Jolley’s last point sounds pretty clueless in the wake of these numbers.

… At Clemson, Georgia, and South Carolina, the methods of getting the student-athletes in school may vary, but the objectives are the same – to produce winners on the field and in the classroom. How successful they are in getting those athletes into their respective schools has a direct impact on how successful they are against each other on the playing field.

Getting them in is only half the battle, sport. Keeping them enrolled and progressing towards a degree is how you win this war.  Though we should give the devil his due here.  Hyman was thoughtful and thorough enough to obtain a waiver from the NCAA for the APR scores, which were below the mandated minimum.

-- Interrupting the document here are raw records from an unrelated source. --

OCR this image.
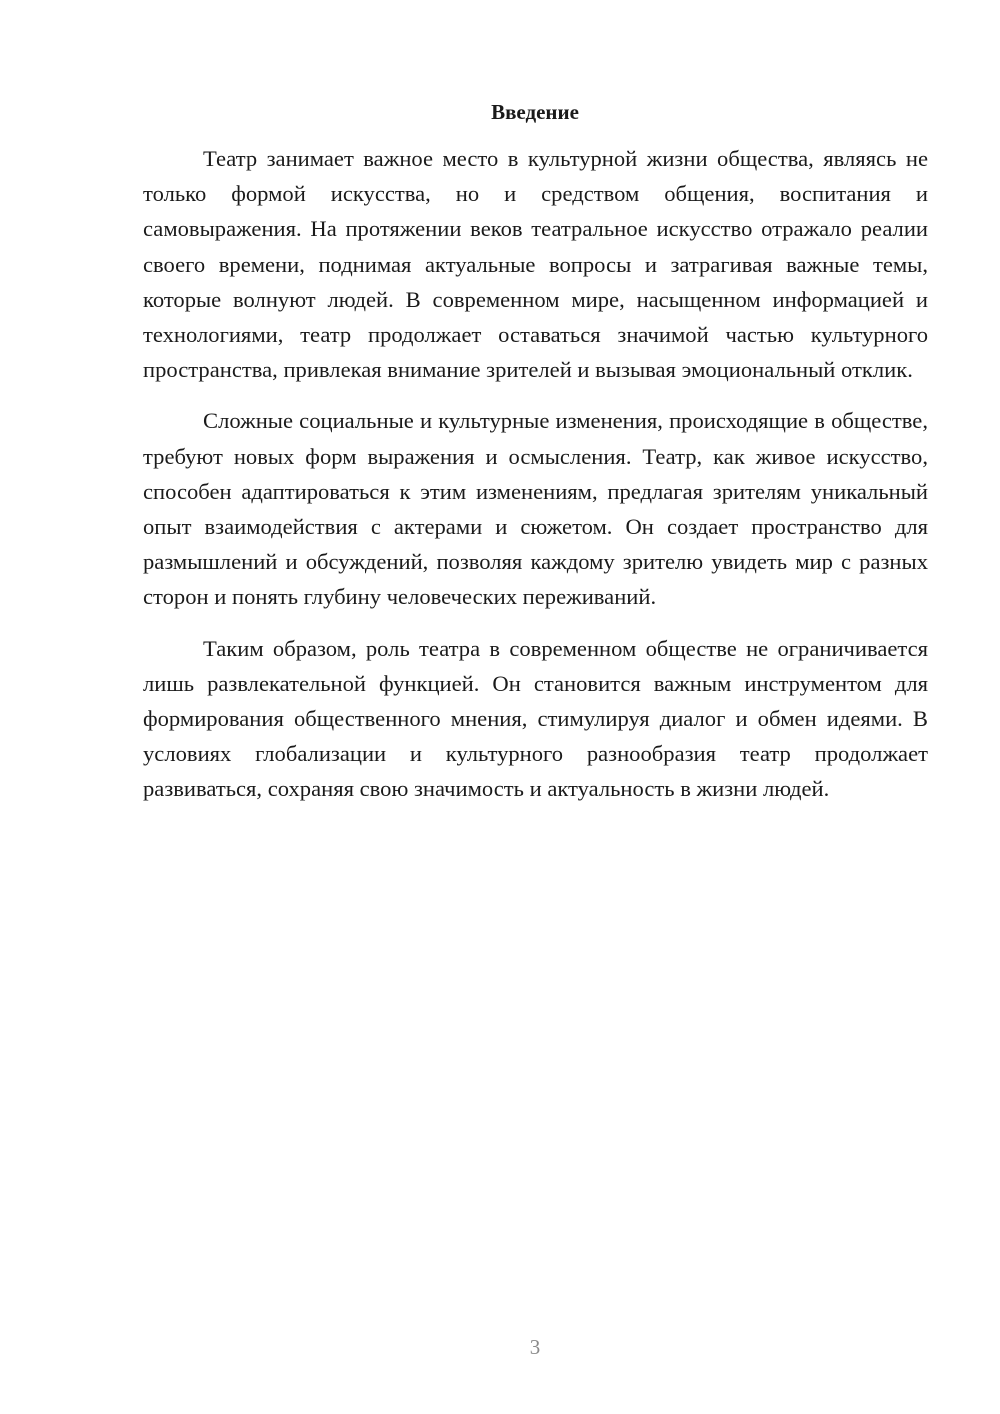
Введение

Театр занимает важное место в культурной жизни общества, являясь не только формой искусства, но и средством общения, воспитания и самовыражения. На протяжении веков театральное искусство отражало реалии своего времени, поднимая актуальные вопросы и затрагивая важные темы, которые волнуют людей. В современном мире, насыщенном информацией и технологиями, театр продолжает оставаться значимой частью культурного пространства, привлекая внимание зрителей и вызывая эмоциональный отклик.

Сложные социальные и культурные изменения, происходящие в обществе, требуют новых форм выражения и осмысления. Театр, как живое искусство, способен адаптироваться к этим изменениям, предлагая зрителям уникальный опыт взаимодействия с актерами и сюжетом. Он создает пространство для размышлений и обсуждений, позволяя каждому зрителю увидеть мир с разных сторон и понять глубину человеческих переживаний.

Таким образом, роль театра в современном обществе не ограничивается лишь развлекательной функцией. Он становится важным инструментом для формирования общественного мнения, стимулируя диалог и обмен идеями. В условиях глобализации и культурного разнообразия театр продолжает развиваться, сохраняя свою значимость и актуальность в жизни людей.

3
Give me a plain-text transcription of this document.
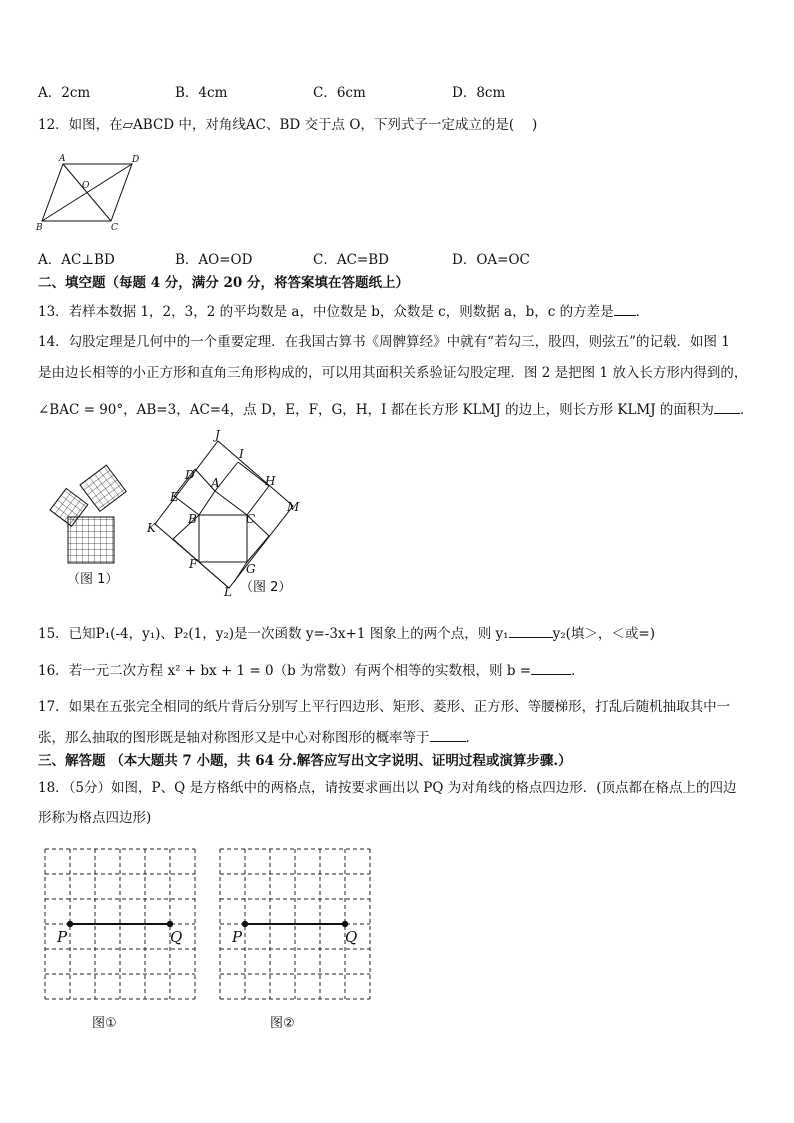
A．2cm	B．4cm	C．6cm	D．8cm
12．如图，在▱ABCD 中，对角线AC、BD 交于点 O，下列式子一定成立的是(　 )
A	D
O
B	C
A．AC⊥BD	B．AO=OD	C．AC=BD	D．OA=OC
二、填空题（每题 4 分，满分 20 分，将答案填在答题纸上）
13．若样本数据 1，2，3，2 的平均数是 a，中位数是 b，众数是 c，则数据 a，b，c 的方差是 ．
14．勾股定理是几何中的一个重要定理．在我国古算书《周髀算经》中就有“若勾三，股四，则弦五”的记载．如图 1
是由边长相等的小正方形和直角三角形构成的，可以用其面积关系验证勾股定理．图 2 是把图 1 放入长方形内得到的，
∠BAC = 90°，AB=3，AC=4，点 D，E，F，G，H，I 都在长方形 KLMJ 的边上，则长方形 KLMJ 的面积为 ．
（图 1）
J
I
D
A	H
E
M
B	C
K
F	G
L （图 2）
15．已知P₁(-4，y₁)、P₂(1，y₂)是一次函数 y=-3x+1 图象上的两个点，则 y₁	y₂(填＞，＜或=)
16．若一元二次方程 x² + bx + 1 = 0（b 为常数）有两个相等的实数根，则 b =	．
17．如果在五张完全相同的纸片背后分别写上平行四边形、矩形、菱形、正方形、等腰梯形，打乱后随机抽取其中一
张，那么抽取的图形既是轴对称图形又是中心对称图形的概率等于	．
三、解答题 （本大题共 7 小题，共 64 分.解答应写出文字说明、证明过程或演算步骤.）
18．（5分）如图，P、Q 是方格纸中的两格点，请按要求画出以 PQ 为对角线的格点四边形．(顶点都在格点上的四边
形称为格点四边形)
P	Q
图①
P	Q
图②
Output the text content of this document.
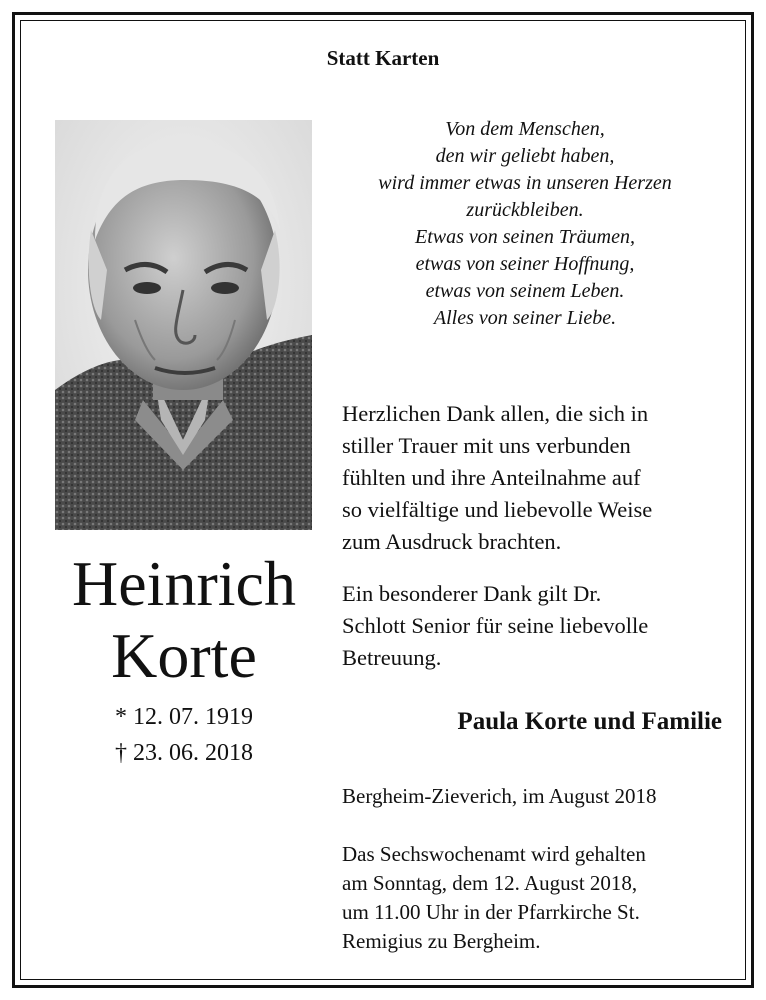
Statt Karten
Heinrich
Korte
* 12. 07. 1919
† 23. 06. 2018
Von dem Menschen,
den wir geliebt haben,
wird immer etwas in unseren Herzen
zurückbleiben.
Etwas von seinen Träumen,
etwas von seiner Hoffnung,
etwas von seinem Leben.
Alles von seiner Liebe.
Herzlichen Dank allen, die sich in
stiller Trauer mit uns verbunden
fühlten und ihre Anteilnahme auf
so vielfältige und liebevolle Weise
zum Ausdruck brachten.
Ein besonderer Dank gilt Dr.
Schlott Senior für seine liebevolle
Betreuung.
Paula Korte und Familie
Bergheim-Zieverich, im August 2018
Das Sechswochenamt wird gehalten
am Sonntag, dem 12. August 2018,
um 11.00 Uhr in der Pfarrkirche St.
Remigius zu Bergheim.
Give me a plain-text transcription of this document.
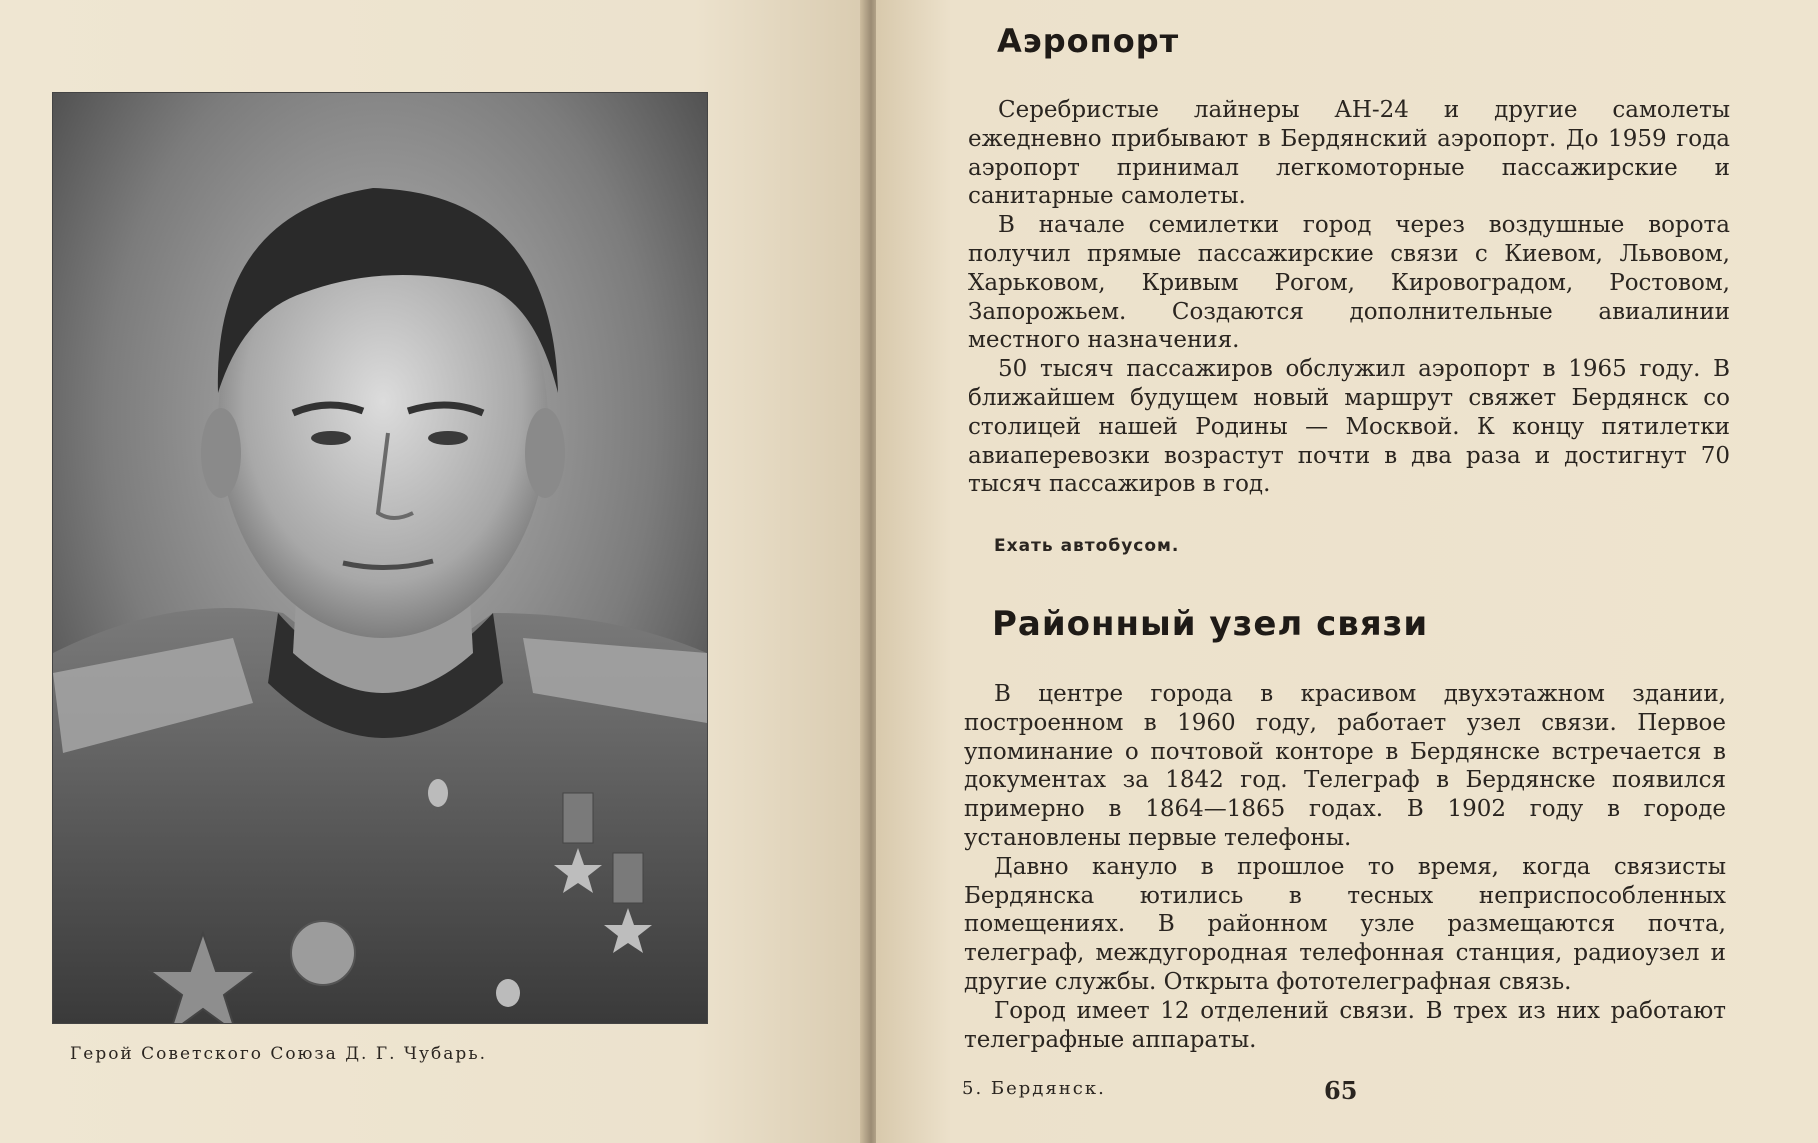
Герой Советского Союза Д. Г. Чубарь.
Аэропорт

Серебристые лайнеры АН-24 и другие самолеты ежедневно прибывают в Бердянский аэропорт. До 1959 года аэропорт принимал легкомоторные пассажирские и санитарные самолеты.

В начале семилетки город через воздушные ворота получил прямые пассажирские связи с Киевом, Львовом, Харьковом, Кривым Рогом, Кировоградом, Ростовом, Запорожьем. Создаются дополнительные авиалинии местного назначения.

50 тысяч пассажиров обслужил аэропорт в 1965 году. В ближайшем будущем новый маршрут свяжет Бердянск со столицей нашей Родины — Москвой. К концу пятилетки авиаперевозки возрастут почти в два раза и достигнут 70 тысяч пассажиров в год.

Ехать автобусом.
Районный узел связи

В центре города в красивом двухэтажном здании, построенном в 1960 году, работает узел связи. Первое упоминание о почтовой конторе в Бердянске встречается в документах за 1842 год. Телеграф в Бердянске появился примерно в 1864—1865 годах. В 1902 году в городе установлены первые телефоны.

Давно кануло в прошлое то время, когда связисты Бердянска ютились в тесных неприспособленных помещениях. В районном узле размещаются почта, телеграф, междугородная телефонная станция, радиоузел и другие службы. Открыта фототелеграфная связь.

Город имеет 12 отделений связи. В трех из них работают телеграфные аппараты.

5. Бердянск.	65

By the way, Georgia’s APR ranked in the top three in the SEC for both men’s basketball and football. The football number looks particularly impressive, given the company it’s keeping:

Football BCS Top 10 APRs
1. Stanford 986
2 (tie). Duke 977
2 (tie). Rutgers 977
4. Boston College 972
5 (tie). Miami 969
5 (tie). Notre Dame 969
5 (tie). Northwestern 969
8. California 967
9. Georgia 965
10 (tie). Penn State 964
10 (tie). Wake Forest 964


Filed under Academics? Academics.

3 responses to “Coaching ’em up

  1. Kit

    Biggest shock to me on that list was Miami. I mean academically, Miami is a great school.

    But in football? Has anyone seen the kind of company that team keeps? Ask FIU, they know.


  2. 69Dawg

    Miami = Private school = free degree.


  3. dean

    Where’s Tech? Don’t they have smarter athletes than most schools especially UGA? I thought that was their excuse. They have to recruit the high academic athletes to get into Tech. Not the ignorant thugs (their words) we have at UGA. Put that in your pipe and smoke it, with Lil Joe and Ruben.